Multivalent Exosome based protein vaccine: a "mix and match" approach to epidemic viruses' challenges. (preprint)

Endemic viruses are becoming increasingly the norm, and the development of a rapid and effective vaccine is emergent. Here, we used our StealthX TM exosome platform to express either Influenza H3 (StealthTM X-Hemagglutinin, STX-H3) or SARS-CoV-2 Delta spike (StealthTM X-Spike, STX-S) protein on the surface and facilitate their trafficking to the exosomes. When administered as single product, both STX-H3 and STX-S induced a strong immunization with the production of a potent humoral and cellular immune response in mice. Interestingly, these effects were obtained with administration of nanograms of protein and without adjuvant. Therefore, we tested the possibility of a multivalent vaccine: STX-H3 and STX-S exosomes were formulated together in a "mix and match" approach and the immune response was further evaluated. We showed that our STX-H3+S cocktail vaccine is as effective as the single components administered separately, resulting in a strong antibody and T-cell response. Our data show that our exosome platform has an enormous potential to revolutionize vaccinology by rapidly facilitating antigen presentation, and for therapeutics by enabling cell and tissue specific targeting.

Nanograms of SARS-CoV-2 Spike Protein Delivered by Exosomes Induce Potent Neutralization of Both Delta and Omicron Variants. (preprint)

Exosomes are emerging as potent and safe delivery carriers for use in vaccinology and therapeutics. A better vaccine for severe acute respiratory syndrome coronavirus 2 (SARS-CoV-2) is needed to provide improved, broader, longer lasting neutralization of SARS-CoV-2, a more robust T cell response, enable widespread global usage, and further enhance the safety profile of vaccines given the likelihood of repeated booster vaccinations. Here, we use Capricor's StealthXTM platform to engineer exosomes to express native SARS-CoV-2 spike Delta variant (STX-S) protein on the surface for the delivery of a protein-based vaccine for immunization against SARS-CoV-2 infection. The STX-S vaccine induced a strong immunization with the production of a potent humoral immune response as demonstrated by high levels of neutralizing antibody not only against the delta SARS-CoV-2 virus but also two Omicron variants (BA.1 and BA.5), providing broader protection than current mRNA vaccines. Additionally, both CD4+ and CD8+ T cell responses were increased significantly after treatment. Quantification of spike protein by ELISA showed that only nanograms of protein were needed to induce a potent immune response. This is a significantly lower dose than traditional recombinant protein vaccines with no adjuvant required, which makes the StealthXTM exosome platform ideal for the development of multivalent vaccines with a better safety profile. Importantly, our exosome platform allows novel proteins, or variants in the case of SARS-CoV-2, to be engineered onto the surface of exosomes in a matter of weeks, comparable with mRNA vaccine technology, but without the cold storage requirements. The ability to utilize exosomes for cellular delivery of proteins, as demonstrated by STX-S, has enormous potential to revolutionize vaccinology by rapidly facilitating antigen presentation at an extremely low dose resulting in a potent, broad antibody response.

Exosome based multivalent vaccine: achieving potent immunization, broaden reactivity and T cell response with nanograms of proteins without any adjuvant. (preprint)

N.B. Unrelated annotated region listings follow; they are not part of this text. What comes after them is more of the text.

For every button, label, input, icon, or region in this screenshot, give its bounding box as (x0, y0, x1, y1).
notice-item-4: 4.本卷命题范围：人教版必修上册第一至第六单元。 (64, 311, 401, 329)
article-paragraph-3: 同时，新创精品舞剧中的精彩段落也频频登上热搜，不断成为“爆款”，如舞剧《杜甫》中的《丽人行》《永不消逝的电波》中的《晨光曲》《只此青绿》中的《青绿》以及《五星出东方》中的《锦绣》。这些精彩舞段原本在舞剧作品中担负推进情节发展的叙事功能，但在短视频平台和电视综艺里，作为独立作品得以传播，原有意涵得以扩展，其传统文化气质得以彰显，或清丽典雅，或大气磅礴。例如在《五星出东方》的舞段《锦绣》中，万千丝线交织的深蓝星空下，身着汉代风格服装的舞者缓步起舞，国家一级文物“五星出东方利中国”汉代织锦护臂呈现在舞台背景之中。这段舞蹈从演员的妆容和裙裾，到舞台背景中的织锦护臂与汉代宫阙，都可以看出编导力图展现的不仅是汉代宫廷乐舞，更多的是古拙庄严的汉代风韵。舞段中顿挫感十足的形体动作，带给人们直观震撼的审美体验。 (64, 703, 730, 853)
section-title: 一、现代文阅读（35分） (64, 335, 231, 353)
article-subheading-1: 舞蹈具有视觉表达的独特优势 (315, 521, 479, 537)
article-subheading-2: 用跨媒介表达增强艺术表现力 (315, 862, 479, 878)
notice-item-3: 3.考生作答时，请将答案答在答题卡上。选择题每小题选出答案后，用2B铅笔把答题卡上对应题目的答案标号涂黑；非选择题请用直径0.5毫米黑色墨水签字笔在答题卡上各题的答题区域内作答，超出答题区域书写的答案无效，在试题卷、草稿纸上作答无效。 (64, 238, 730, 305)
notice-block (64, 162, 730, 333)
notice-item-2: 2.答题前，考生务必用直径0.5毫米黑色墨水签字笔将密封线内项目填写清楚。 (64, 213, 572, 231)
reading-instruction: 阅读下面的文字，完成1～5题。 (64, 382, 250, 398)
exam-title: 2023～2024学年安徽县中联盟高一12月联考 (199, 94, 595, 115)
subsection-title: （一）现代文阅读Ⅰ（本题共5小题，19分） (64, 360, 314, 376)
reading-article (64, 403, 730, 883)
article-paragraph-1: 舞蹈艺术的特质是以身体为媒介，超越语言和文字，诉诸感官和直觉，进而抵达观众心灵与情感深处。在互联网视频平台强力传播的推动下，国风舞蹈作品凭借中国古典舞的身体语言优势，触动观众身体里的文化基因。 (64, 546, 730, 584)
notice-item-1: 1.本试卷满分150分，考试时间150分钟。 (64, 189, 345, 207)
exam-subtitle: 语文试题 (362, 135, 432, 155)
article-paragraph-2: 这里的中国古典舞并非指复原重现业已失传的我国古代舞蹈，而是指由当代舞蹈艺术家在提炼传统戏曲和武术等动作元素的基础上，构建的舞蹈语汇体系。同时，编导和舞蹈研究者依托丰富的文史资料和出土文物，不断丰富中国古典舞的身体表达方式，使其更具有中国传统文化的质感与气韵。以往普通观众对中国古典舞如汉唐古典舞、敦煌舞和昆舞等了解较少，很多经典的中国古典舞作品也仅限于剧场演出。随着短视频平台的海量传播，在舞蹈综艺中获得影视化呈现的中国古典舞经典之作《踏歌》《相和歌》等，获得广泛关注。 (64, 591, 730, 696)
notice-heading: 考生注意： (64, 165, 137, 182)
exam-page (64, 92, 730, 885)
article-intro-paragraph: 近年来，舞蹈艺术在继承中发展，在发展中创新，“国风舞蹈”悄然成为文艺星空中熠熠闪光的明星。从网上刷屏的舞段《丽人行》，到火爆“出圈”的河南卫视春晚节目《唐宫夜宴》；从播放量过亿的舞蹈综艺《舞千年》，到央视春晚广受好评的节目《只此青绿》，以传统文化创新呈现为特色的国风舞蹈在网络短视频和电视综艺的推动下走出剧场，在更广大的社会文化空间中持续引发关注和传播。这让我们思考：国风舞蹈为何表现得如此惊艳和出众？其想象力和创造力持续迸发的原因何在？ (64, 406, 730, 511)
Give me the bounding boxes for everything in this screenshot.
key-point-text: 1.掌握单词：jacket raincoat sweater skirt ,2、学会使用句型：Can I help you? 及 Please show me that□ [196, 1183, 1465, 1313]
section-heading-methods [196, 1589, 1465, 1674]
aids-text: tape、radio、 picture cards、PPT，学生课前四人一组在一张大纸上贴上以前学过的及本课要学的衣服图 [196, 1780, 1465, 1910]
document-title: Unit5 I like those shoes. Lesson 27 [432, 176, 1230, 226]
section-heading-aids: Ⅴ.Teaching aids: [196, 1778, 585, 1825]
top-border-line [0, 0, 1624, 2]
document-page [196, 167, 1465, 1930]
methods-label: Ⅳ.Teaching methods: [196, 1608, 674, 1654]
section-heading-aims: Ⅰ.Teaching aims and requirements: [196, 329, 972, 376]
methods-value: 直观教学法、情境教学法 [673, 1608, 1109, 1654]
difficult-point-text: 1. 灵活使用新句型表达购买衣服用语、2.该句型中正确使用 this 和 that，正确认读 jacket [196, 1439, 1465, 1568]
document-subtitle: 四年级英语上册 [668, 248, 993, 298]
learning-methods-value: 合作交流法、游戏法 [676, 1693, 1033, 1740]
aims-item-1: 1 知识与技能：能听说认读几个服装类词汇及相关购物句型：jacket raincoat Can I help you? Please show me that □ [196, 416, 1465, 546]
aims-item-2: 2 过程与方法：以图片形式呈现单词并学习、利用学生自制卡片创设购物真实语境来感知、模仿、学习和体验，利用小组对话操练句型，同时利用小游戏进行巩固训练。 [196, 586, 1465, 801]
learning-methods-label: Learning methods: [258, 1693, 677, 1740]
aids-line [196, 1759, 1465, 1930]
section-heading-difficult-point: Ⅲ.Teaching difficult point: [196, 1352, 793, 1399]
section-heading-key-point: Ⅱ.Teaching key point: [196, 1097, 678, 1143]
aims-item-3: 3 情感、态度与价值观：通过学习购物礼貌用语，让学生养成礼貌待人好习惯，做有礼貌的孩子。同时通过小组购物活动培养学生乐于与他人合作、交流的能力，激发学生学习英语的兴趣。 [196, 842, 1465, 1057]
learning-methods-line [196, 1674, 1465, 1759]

Exosome based vaccines represent an interesting opportunity in the pandemic time we live. Compared to the available vaccines, an exosome-based vaccine may answer to the need of efficacy and increased safety. Here, we used exosomes to deliver a "cocktail" protein-based vaccine, in which two independent viral proteins are delivered using the exosome membrane as carrier. Cells were engineered to express either SARS-CoV-2 Delta spike (StealthTM X-Spike, STX-S) or nucleocapsid (StealthTM X-Nucleocapsid, STX-N) protein on the surface and facilitate their trafficking to the exosomes. When administered as single product, both STX-S and STX-N induced a strong immunization with the production of a potent humoral and cellular immune response. Interestingly, these effects are obtained with administration of nanograms of protein and without adjuvant. Therefore, we developed a multivalent low dose vaccine, namely STX-S+N, using a teeter-toother dose approach of STX-S and STX-N. In two independent animal models (mouse and rabbit), administration of STX-S+N resulted in increased antibody production, potent neutralizing antibodies with cross-reactivity to other VOC and strong T-cell response. Importantly, no competition in immune response was observed. Our data show that our exosome platform has an enormous potential to revolutionize vaccinology by rapidly facilitating antigen presentation, and for therapeutics by enabling cell and tissue specific targeting.